Poin yang tidak kalah pentingnya adalah bahwa kekuasaan tersebut dapat membawa
kelompok marginal keluar dari kondisi ketermarginalan mereka menuju pada
kemampuan untuk berpartisipasi dalam proses pembangunan dan keputusan-keputusan
yang mempengaruhi mereka.
Sementara
itu, Parson mengatakan bahwa pemberdayaan adalah sebuha proses dengan mana
orang menjadi cukup kuat untuk berpartisipasi dalam berbagai pengontrolan atas,
dan mempengaruhi terhadap, kejadian-kejadian serta lembaga-lembaga yang
mempengaruhi kehidupannya. Pemberdayaan menekankan bahwa orang memperoleh
keterampilan, pengetahuan, dan kekuasaan yang cukup untuk mempengaruhi
kehidupannya dan kehidupan orang lain yang menjadi perhatiannya Suharto (2010).
Sementara
itu, Kartasasmita (1995) mengemukakan bahwa upaya memberdayakan harus dilakukan
melalui tiga cara, yaitu; membuat suasana atau iklim yang memungkinkan potensi
masyarakat untuk berkembang, memperkuat potensi yang dimiliki oleh rakyat
dengan menerapkan langkah-langkah nyata, menampung berbagai masukan,
menyediakan prasarana dan sarana, maupun sosial (sekolah dan fasilitas
kesehatan) yang dapat diakses oleh masyarakat lapisan bawah, dan memberdayakan
rakyat dalam arti melindungi dan membela kepentingan masyarakat lemah (Hidayat,
2013).
Terkait
dengan diskursus kemiskinan dan pemberdayaan David Cox telah menegaskan bahwa
kemiskinan selalu menjadi indikator kunci untuk melakukan pemberdayaan itu
(Suharto, 2010).
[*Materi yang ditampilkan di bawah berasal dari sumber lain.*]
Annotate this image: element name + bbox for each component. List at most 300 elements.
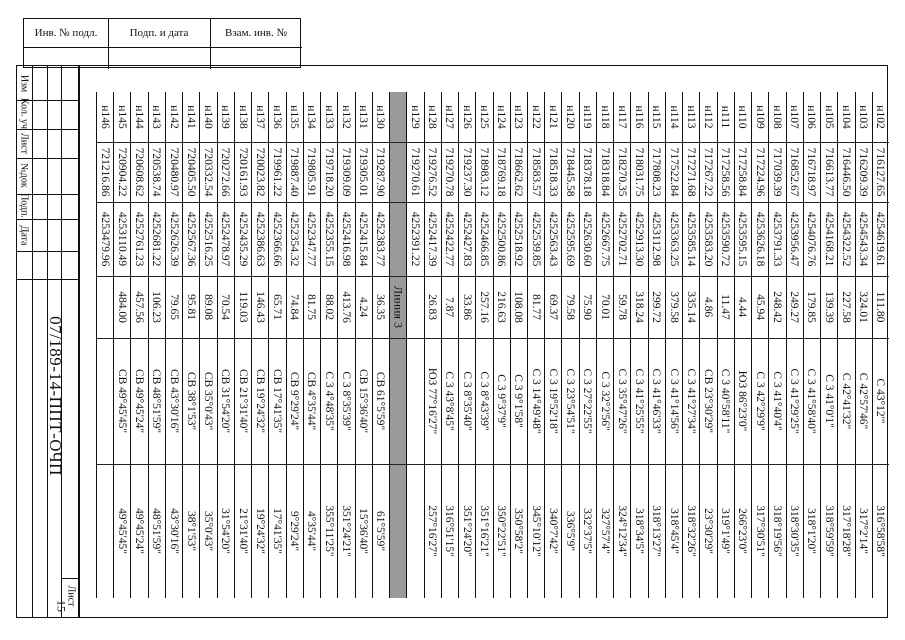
row-divider [682,92,683,598]
table-cell-y-coord: 4252416.98 [339,211,352,267]
table-cell-length: 4.24 [357,296,370,318]
table-cell-length: 75.90 [581,294,594,320]
table-cell-bearing: СВ 49°45'45" [115,368,128,434]
row-divider [286,92,287,598]
table-cell-angle: 317°30'51" [753,505,766,557]
table-cell-bearing: С 3 8°43'39" [477,371,490,431]
grid-line [17,279,80,280]
table-cell-point: н120 [564,105,577,129]
table-cell-angle: 324°12'34" [615,505,628,557]
table-cell-x-coord: 719270.78 [443,147,456,197]
table-cell-x-coord: 718583.57 [529,147,542,197]
table-cell-point: н105 [822,105,835,129]
margin-label-list: Лист [18,133,30,154]
table-cell-x-coord: 718769.18 [495,147,508,197]
row-divider [165,92,166,598]
table-cell-x-coord: 717267.22 [701,147,714,197]
row-divider [803,92,804,598]
table-cell-x-coord: 719887.40 [288,147,301,197]
table-cell-length: 81.77 [529,294,542,320]
table-cell-point: н118 [598,105,611,129]
table-cell-angle: 266°23'0" [736,508,749,554]
table-cell-point: н143 [150,105,163,129]
table-cell-bearing: С 3 23°54'51" [564,368,577,434]
table-cell-length: 257.16 [477,291,490,323]
table-cell-y-coord: 4252681.22 [150,211,163,267]
row-divider [648,92,649,598]
table-cell-x-coord: 718378.18 [581,147,594,197]
table-cell-angle: 35°0'43" [202,510,215,552]
table-cell-point: н136 [271,105,283,129]
table-cell-angle: 318°34'5" [633,508,646,554]
table-cell-y-coord: 4254543.34 [857,211,870,267]
table-cell-bearing: ЮЗ 77°16'27" [426,367,439,435]
table-cell-bearing: СВ 48°51'59" [150,368,163,434]
row-divider [855,92,856,598]
table-cell-y-coord: 4252427.83 [460,211,473,267]
table-cell-length: 70.01 [598,294,611,320]
table-cell-point: н129 [408,105,421,129]
table-cell-x-coord: 719718.20 [322,147,335,197]
table-cell-length: 95.81 [184,294,197,320]
table-cell-x-coord: 716446.50 [839,147,852,197]
table-cell-bearing: С 3 9°1'58" [512,374,525,428]
table-cell-x-coord: 719276.52 [426,147,439,197]
table-cell-x-coord: 718270.35 [615,147,628,197]
registration-stamp [23,18,301,68]
table-cell-angle: 4°35'44" [305,510,318,552]
grid-line [61,578,80,579]
row-divider [613,92,614,598]
table-cell-length: 7.87 [443,296,456,318]
table-cell-length: 4.44 [736,296,749,318]
table-cell-x-coord: 716613.77 [822,147,835,197]
table-cell-x-coord: 718031.75 [633,147,646,197]
table-cell-angle: 23°30'29" [701,508,714,554]
table-cell-point: н112 [701,105,714,129]
table-cell-point: н125 [477,105,490,129]
table-cell-y-coord: 4254619.61 [874,211,887,267]
row-divider [441,92,442,598]
table-cell-y-coord: 4253363.25 [667,211,680,267]
table-cell-x-coord: 720480.97 [167,147,180,197]
margin-label-data: Дата [18,225,30,246]
table-cell-length: 146.43 [253,291,266,323]
row-divider [389,92,390,598]
table-cell-bearing: С 3 41°14'56" [667,368,680,434]
table-cell-length: 88.02 [322,294,335,320]
table-cell-bearing: СВ 21°31'40" [236,368,249,434]
table-cell-y-coord: 4252466.85 [477,211,490,267]
table-cell-y-coord: 4252347.77 [305,211,318,267]
row-divider [717,92,718,598]
table-cell-y-coord: 4252702.71 [615,211,628,267]
table-cell-point: н137 [253,105,266,129]
table-cell-x-coord: 716127.65 [874,147,887,197]
table-cell-y-coord: 4254322.52 [839,211,852,267]
table-cell-y-coord: 4253110.49 [115,211,128,267]
row-divider [699,92,700,598]
table-cell-bearing: С 42°41'32" [839,372,852,430]
table-cell-y-coord: 4253791.33 [770,211,783,267]
table-cell-angle: 351°24'20" [460,505,473,557]
table-cell-bearing: СВ 17°41'35" [271,368,283,434]
table-cell-angle: 318°30'35" [788,505,801,557]
table-cell-y-coord: 4252415.84 [357,211,370,267]
table-cell-point: н109 [753,105,766,129]
margin-label-ndok: №док [18,163,30,188]
row-divider [148,92,149,598]
table-cell-bearing: С 3 43°8'45" [443,371,456,431]
table-cell-length: 413.76 [339,291,352,323]
table-cell-x-coord: 716209.39 [857,147,870,197]
table-cell-point: н104 [839,105,852,129]
table-cell-angle: 316°51'15" [443,505,456,557]
table-cell-bearing: С 3 35°47'26" [615,368,628,434]
table-cell-y-coord: 4252518.92 [512,211,525,267]
table-cell-bearing: СВ 35°0'43" [202,371,215,431]
table-cell-x-coord: 718662.62 [512,147,525,197]
table-cell-x-coord: 719270.61 [408,147,421,197]
table-cell-point: н106 [805,105,818,129]
table-cell-bearing: СВ 19°24'32" [253,368,266,434]
table-cell-point: н127 [443,105,456,129]
table-cell-bearing: С 3 41°0'1" [822,374,835,428]
table-cell-length: 119.03 [236,291,249,323]
table-cell-y-coord: 4253585.14 [684,211,697,267]
table-cell-length: 248.42 [770,291,783,323]
table-cell-angle: 319°1'49" [719,508,732,554]
table-cell-y-coord: 4252539.85 [529,211,542,267]
line-section-label: Линия 3 [391,286,406,328]
table-cell-point: н107 [788,105,801,129]
row-divider [199,92,200,598]
table-cell-bearing: СВ 38°1'53" [184,371,197,431]
table-cell-point: н110 [736,105,749,129]
table-cell-bearing: С 3 19°52'18" [546,368,559,434]
table-cell-length: 59.78 [615,294,628,320]
row-divider [130,92,131,598]
row-divider [751,92,752,598]
table-cell-x-coord: 717271.68 [684,147,697,197]
table-cell-length: 179.85 [805,291,818,323]
table-cell-y-coord: 4252630.60 [581,211,594,267]
table-cell-y-coord: 4252500.86 [495,211,508,267]
row-divider [579,92,580,598]
table-cell-x-coord: 719805.91 [305,147,318,197]
table-cell-length: 69.37 [546,294,559,320]
table-cell-point: н124 [495,105,508,129]
row-divider [406,92,407,598]
table-cell-bearing: С 3 4°48'35" [322,371,335,431]
table-cell-length: 65.71 [271,294,283,320]
table-cell-length: 335.14 [684,291,697,323]
table-cell-angle: 318°13'27" [650,505,663,557]
table-cell-y-coord: 4252667.75 [598,211,611,267]
table-cell-x-coord: 719961.22 [271,147,283,197]
table-cell-length: 26.83 [426,294,439,320]
table-cell-bearing: С 3 41°29'25" [788,368,801,434]
row-divider [355,92,356,598]
table-cell-bearing: С 3 41°25'55" [633,368,646,434]
row-divider [768,92,769,598]
table-cell-angle: 327°57'4" [598,508,611,554]
row-divider [630,92,631,598]
table-cell-bearing: С 42°57'46" [857,372,870,430]
table-cell-point: н116 [633,105,646,129]
table-cell-length: 89.08 [202,294,215,320]
table-cell-bearing: С 3 41°46'33" [650,368,663,434]
table-cell-angle: 61°5'59" [374,510,387,552]
table-cell-point: н103 [857,105,870,129]
table-cell-length: 299.72 [650,291,663,323]
table-cell-bearing: С 3 41°58'40" [805,368,818,434]
table-cell-x-coord: 720904.22 [115,147,128,197]
table-cell-x-coord: 720161.93 [236,147,249,197]
table-cell-point: н146 [98,105,111,129]
table-cell-length: 457.56 [133,291,146,323]
row-divider [217,92,218,598]
row-divider [337,92,338,598]
coordinates-table [96,92,889,598]
table-cell-angle: 355°11'25" [322,505,335,557]
row-divider [872,92,873,598]
table-cell-length: 379.58 [667,291,680,323]
inv-podl-label: Инв. № подл. [24,19,109,48]
table-cell-x-coord: 720538.74 [150,147,163,197]
table-cell-x-coord: 717258.84 [736,147,749,197]
table-cell-y-coord: 4252354.32 [288,211,301,267]
row-divider [786,92,787,598]
row-divider [820,92,821,598]
row-divider [665,92,666,598]
table-cell-y-coord: 4252567.36 [184,211,197,267]
table-cell-bearing: СВ 15°36'40" [357,368,370,434]
table-cell-x-coord: 719305.01 [357,147,370,197]
table-cell-bearing: СВ 23°30'29" [701,368,714,434]
table-cell-angle: 351°16'21" [477,505,490,557]
table-cell-length: 45.94 [753,294,766,320]
table-cell-length: 484.00 [115,291,128,323]
row-divider [372,92,373,598]
table-cell-y-coord: 4252626.39 [167,211,180,267]
table-cell-bearing: С 3 40°58'11" [719,368,732,434]
table-cell-x-coord: 718518.33 [546,147,559,197]
row-divider [424,92,425,598]
row-divider [475,92,476,598]
table-cell-point: н132 [339,105,352,129]
row-divider [493,92,494,598]
table-cell-point: н115 [650,105,663,129]
table-cell-bearing: С 3 41°27'34" [684,368,697,434]
table-cell-point: н113 [684,105,697,129]
table-cell-angle: 318°59'59" [822,505,835,557]
table-cell-angle: 318°1'20" [805,508,818,554]
table-cell-bearing: С 3 42°29'9" [753,371,766,431]
table-cell-angle: 43°30'16" [167,508,180,554]
table-cell-angle: 336°5'9" [564,510,577,552]
table-cell-point: н102 [874,105,887,129]
table-cell-y-coord: 4252478.97 [219,211,232,267]
table-cell-angle: 318°19'56" [770,505,783,557]
table-cell-y-coord: 4252516.25 [202,211,215,267]
table-cell-y-coord: 4254076.76 [805,211,818,267]
table-cell-angle: 31°54'20" [219,508,232,554]
table-cell-angle: 17°41'35" [271,508,283,554]
table-cell-length: 139.39 [822,291,835,323]
table-cell-point: н138 [236,105,249,129]
table-cell-x-coord: 717258.56 [719,147,732,197]
table-cell-y-coord: 4252366.66 [271,211,283,267]
row-divider [510,92,511,598]
table-cell-y-coord: 4252435.29 [236,211,249,267]
row-divider [96,92,97,598]
table-cell-angle: 351°24'21" [339,505,352,557]
table-cell-angle: 340°7'42" [546,508,559,554]
table-cell-bearing: ЮЗ 86°23'0" [736,370,749,432]
vzam-inv-label: Взам. инв. № [210,19,302,48]
table-cell-length: 111.80 [874,291,887,323]
table-cell-x-coord: 717522.84 [667,147,680,197]
table-cell-bearing: С 3 9°37'9" [495,374,508,428]
table-cell-bearing: С 43°12'" [874,378,887,424]
table-cell-point: н141 [184,105,197,129]
table-cell-point: н130 [374,105,387,129]
table-cell-bearing: СВ 4°35'44" [305,371,318,431]
row-divider [182,92,183,598]
table-cell-x-coord: 716852.67 [788,147,801,197]
table-cell-point: н119 [581,105,594,129]
table-cell-x-coord: 719287.90 [374,147,387,197]
table-cell-length: 108.08 [512,291,525,323]
table-cell-point: н128 [426,105,439,129]
table-cell-x-coord: 716718.97 [805,147,818,197]
table-cell-point: н108 [770,105,783,129]
table-cell-y-coord: 4252391.22 [408,211,421,267]
margin-label-izm: Изм [18,74,30,93]
table-cell-y-coord: 4253112.98 [650,211,663,267]
table-cell-x-coord: 720608.62 [133,147,146,197]
table-cell-y-coord: 4252595.69 [564,211,577,267]
table-cell-point: н139 [219,105,232,129]
table-cell-x-coord: 718318.84 [598,147,611,197]
row-divider [251,92,252,598]
row-divider [113,92,114,598]
table-cell-x-coord: 717808.23 [650,147,663,197]
table-cell-point: н142 [167,105,180,129]
row-divider [561,92,562,598]
table-cell-length: 106.23 [150,291,163,323]
table-cell-y-coord: 4253956.47 [788,211,801,267]
table-cell-x-coord: 718983.12 [477,147,490,197]
sheet-label: Лист [65,585,77,607]
table-cell-length: 227.58 [839,291,852,323]
table-cell-bearing: СВ 43°30'16" [167,368,180,434]
table-cell-angle: 15°36'40" [357,508,370,554]
table-cell-y-coord: 4252761.23 [133,211,146,267]
table-cell-angle: 350°22'51" [495,505,508,557]
row-divider [303,92,304,598]
table-cell-y-coord: 4253595.15 [736,211,749,267]
table-cell-point: н140 [202,105,215,129]
table-cell-y-coord: 4252913.30 [633,211,646,267]
margin-label-podp: Подп. [18,193,30,218]
table-cell-angle: 49°45'24" [133,508,146,554]
table-cell-length: 33.86 [460,294,473,320]
table-cell-length: 81.75 [305,294,318,320]
table-cell-angle: 350°58'2" [512,508,525,554]
table-cell-bearing: С 3 14°49'48" [529,368,542,434]
sheet-number: 15 [54,600,69,612]
table-cell-length: 70.54 [219,294,232,320]
table-cell-point: н131 [357,105,370,129]
table-cell-y-coord: 4252422.77 [443,211,456,267]
table-cell-length: 79.65 [167,294,180,320]
table-cell-angle: 9°29'24" [288,510,301,552]
table-cell-x-coord: 720023.82 [253,147,266,197]
table-cell-point: н144 [133,105,146,129]
grid-line [32,66,33,617]
row-divider [320,92,321,598]
table-cell-point: н145 [115,105,128,129]
table-cell-length: 216.63 [495,291,508,323]
row-divider [458,92,459,598]
table-cell-bearing: С 3 27°22'55" [581,368,594,434]
table-cell-angle: 332°37'5" [581,508,594,554]
table-cell-y-coord: 4254168.21 [822,211,835,267]
table-cell-length: 11.47 [719,294,732,320]
table-cell-angle: 49°45'45" [115,508,128,554]
table-cell-bearing: С 3 32°2'56" [598,371,611,431]
table-cell-bearing: С 3 8°35'40" [460,371,473,431]
table-cell-y-coord: 4252383.77 [374,211,387,267]
row-divider [596,92,597,598]
table-cell-y-coord: 4253590.72 [719,211,732,267]
table-cell-length: 324.01 [857,291,870,323]
table-cell-x-coord: 719237.30 [460,147,473,197]
table-cell-x-coord: 720332.54 [202,147,215,197]
table-cell-bearing: СВ 9°29'24" [288,371,301,431]
line-section-band [389,92,406,598]
table-cell-bearing: СВ 49°45'24" [133,368,146,434]
table-cell-x-coord: 719309.09 [339,147,352,197]
podp-data-label: Подп. и дата [108,19,211,48]
table-cell-angle: 48°51'59" [150,508,163,554]
row-divider [734,92,735,598]
table-cell-angle: 38°1'53" [184,510,197,552]
row-divider [527,92,528,598]
table-cell-y-coord: 4253583.20 [701,211,714,267]
table-cell-point: н135 [288,105,301,129]
document-code: 07/189-14-ППТ-ОЧП [46,316,65,476]
table-cell-angle: 317°2'14" [857,508,870,554]
table-cell-length: 318.24 [633,291,646,323]
table-cell-point: н122 [529,105,542,129]
table-cell-bearing: С 3 8°35'39" [339,371,352,431]
table-cell-x-coord: 717224.96 [753,147,766,197]
table-cell-x-coord: 720272.66 [219,147,232,197]
revision-block [16,65,79,618]
table-cell-bearing: С 3 41°40'4" [770,371,783,431]
table-cell-x-coord: 721216.86 [98,147,111,197]
table-cell-angle: 257°16'27" [426,505,439,557]
table-cell-length: 4.86 [701,296,714,318]
row-divider [268,92,269,598]
table-cell-point: н114 [667,105,680,129]
table-cell-bearing: СВ 31°54'20" [219,368,232,434]
table-cell-point: н117 [615,105,628,129]
table-cell-angle: 19°24'32" [253,508,266,554]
Pendapat ini seakan-akan menegaskan bahwa alasan dilakukannya
pemberdayaan adalah karena adanya kemiskinan. Padahal ada kondisi lain yang mengharusnya
dilalukakannnya pemerdayaan.
Patut ditelaah secara kritis bahwa pemberdayaan tidak hanya terkait
dengan kemiskinan tapi juga terkait dengan marginalisasi. Dalam beberapa kasus,
komunitas ada keluarga kaya yang mengalami marginalisasi, seperti kelompok
perempuan, anak dan kelompok difabel. Perempuan dan anak dalam keluarga kaya
bisa jadi merupakan kelompok yang terintimidasi secara sosial dan ekonomi. Mereka
hanya menjadi kelas kedua dalam keluarganya. Karena itu, dalam kasus seperti
ini perlu dilakukan pemberdayaan. Pembedayaan dalam konteks ini, tentu saja
tidak hanya dilakukan terjadap kelompok yang dimarginalisasi tapi juga kepada
kelompok yang melakukan marginalisasi. Sebab, pemberdayaan tidak cukup hanya
dengan “merebut” keberdayaan tapi yang paling penting adalah kesadaran untuk
memberi ruang dan kesempatan keberdayaan kepada setiap orang, termasuk bagi
anggota keluarga. Karena itu, prinsip pemberdayaan semestinya merujuk pada azaz
kemanusiaan yang berdaya, yaitu manusia (laki-laki, perempuan, anaka-anak dan
orang tua, kelompok difabel dan penyandang masalah sosial) adalah manusia yang
memiliki kesempatan dan hak yang sama untuk memperoleh prinsip kemerdekaan
sebagai manifestasi dari ide absolut dari keberdayaan itu.
Daftar Pustaka
Ife,Jim & Tesoriero, Frank. Alternatif Pengembangan Masyarakat di Era Globalisasi Community Development. Terjemahan oleh Sastrawan Manullang dkk. 2008. Yogyakarta: Pustaka Pelajar.
Suharto, Edi. 2010. Membangun Masyarakat Memberdayakan Rakyat. Bandung: Aditama.